Every time his wife smiled at him, Edan felt the walls around his heart crumbling bit by bit, and it frightened him. He knew what she had done for him back in the marketplace, deliberately showing his people that his scars did not make him an ogre but a man a rare woman like her held in high affection.
It had been as extraordinary to witness as it was unexpected. She was not at all intimidated by his scars, which was unfortunate. He had imagined they would keep her at bay.

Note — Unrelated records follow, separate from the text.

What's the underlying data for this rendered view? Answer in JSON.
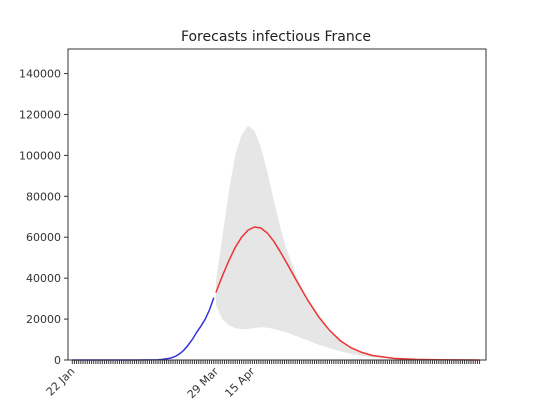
{
  "chart_data": {
    "type": "line",
    "title": "Forecasts infectious France",
    "xlabel": "",
    "ylabel": "",
    "x_tick_labels": [
      "22 Jan",
      "29 Mar",
      "15 Apr"
    ],
    "x_tick_days": [
      0,
      67,
      84
    ],
    "xlim_days": [
      -2,
      193
    ],
    "ylim": [
      0,
      152000
    ],
    "y_ticks": [
      0,
      20000,
      40000,
      60000,
      80000,
      100000,
      120000,
      140000
    ],
    "y_tick_labels": [
      "0",
      "20000",
      "40000",
      "60000",
      "80000",
      "100000",
      "120000",
      "140000"
    ],
    "grid": false,
    "series": [
      {
        "role": "observed",
        "color": "#3333dd",
        "x_days": [
          0,
          10,
          20,
          30,
          35,
          40,
          42,
          44,
          46,
          48,
          50,
          52,
          54,
          56,
          58,
          60,
          62,
          64,
          66
        ],
        "values": [
          0,
          0,
          0,
          0,
          50,
          150,
          300,
          600,
          1000,
          1700,
          3000,
          4800,
          7200,
          10000,
          13500,
          16500,
          20000,
          24500,
          30500
        ]
      },
      {
        "role": "forecast",
        "color": "#ee3333",
        "x_days": [
          67,
          70,
          73,
          76,
          79,
          82,
          85,
          88,
          91,
          94,
          97,
          100,
          105,
          110,
          115,
          120,
          125,
          130,
          135,
          140,
          150,
          160,
          170,
          180,
          190
        ],
        "values": [
          33000,
          41000,
          48500,
          55000,
          60000,
          63500,
          65000,
          64500,
          62000,
          58000,
          53000,
          47500,
          38000,
          29000,
          21000,
          14500,
          9500,
          6000,
          3700,
          2200,
          800,
          300,
          100,
          40,
          10
        ]
      }
    ],
    "band": {
      "color": "#e6e6e6",
      "x_days": [
        67,
        70,
        73,
        76,
        79,
        82,
        85,
        88,
        91,
        94,
        97,
        100,
        105,
        110,
        115,
        120,
        125,
        130,
        135,
        140,
        150,
        160,
        170,
        180,
        190
      ],
      "upper": [
        38000,
        60000,
        82000,
        100000,
        110000,
        114500,
        112000,
        104000,
        92000,
        78000,
        65000,
        54000,
        40000,
        29000,
        21000,
        14500,
        9500,
        6000,
        3700,
        2200,
        800,
        300,
        100,
        40,
        10
      ],
      "lower": [
        27000,
        20000,
        17000,
        15500,
        15000,
        15200,
        15600,
        16000,
        15800,
        15200,
        14300,
        13500,
        11500,
        9500,
        7500,
        5800,
        4200,
        3000,
        2000,
        1300,
        500,
        200,
        70,
        30,
        8
      ]
    }
  }
}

He was totally unused to the elation that filled him by just having her walk alongside him, hanging onto his arm, beaming up at him with affection and admiration in her eyes—a proper, loving wife. He kept glancing at her covertly as she tripped along, powerless to stop marveling at how fresh-faced and lovely she was. Her sweet face rose out of her fur collar like a flower in the sunshine, with the cold putting roses in her cheeks and painting the tip of her nose scarlet.
It shook him to realize that although theirs was an arranged marriage, he had somehow gotten a wife who was not only strikingly beautiful but also clever and compassionate. She was a perfect wife for a laird. But for him, she spelled disaster.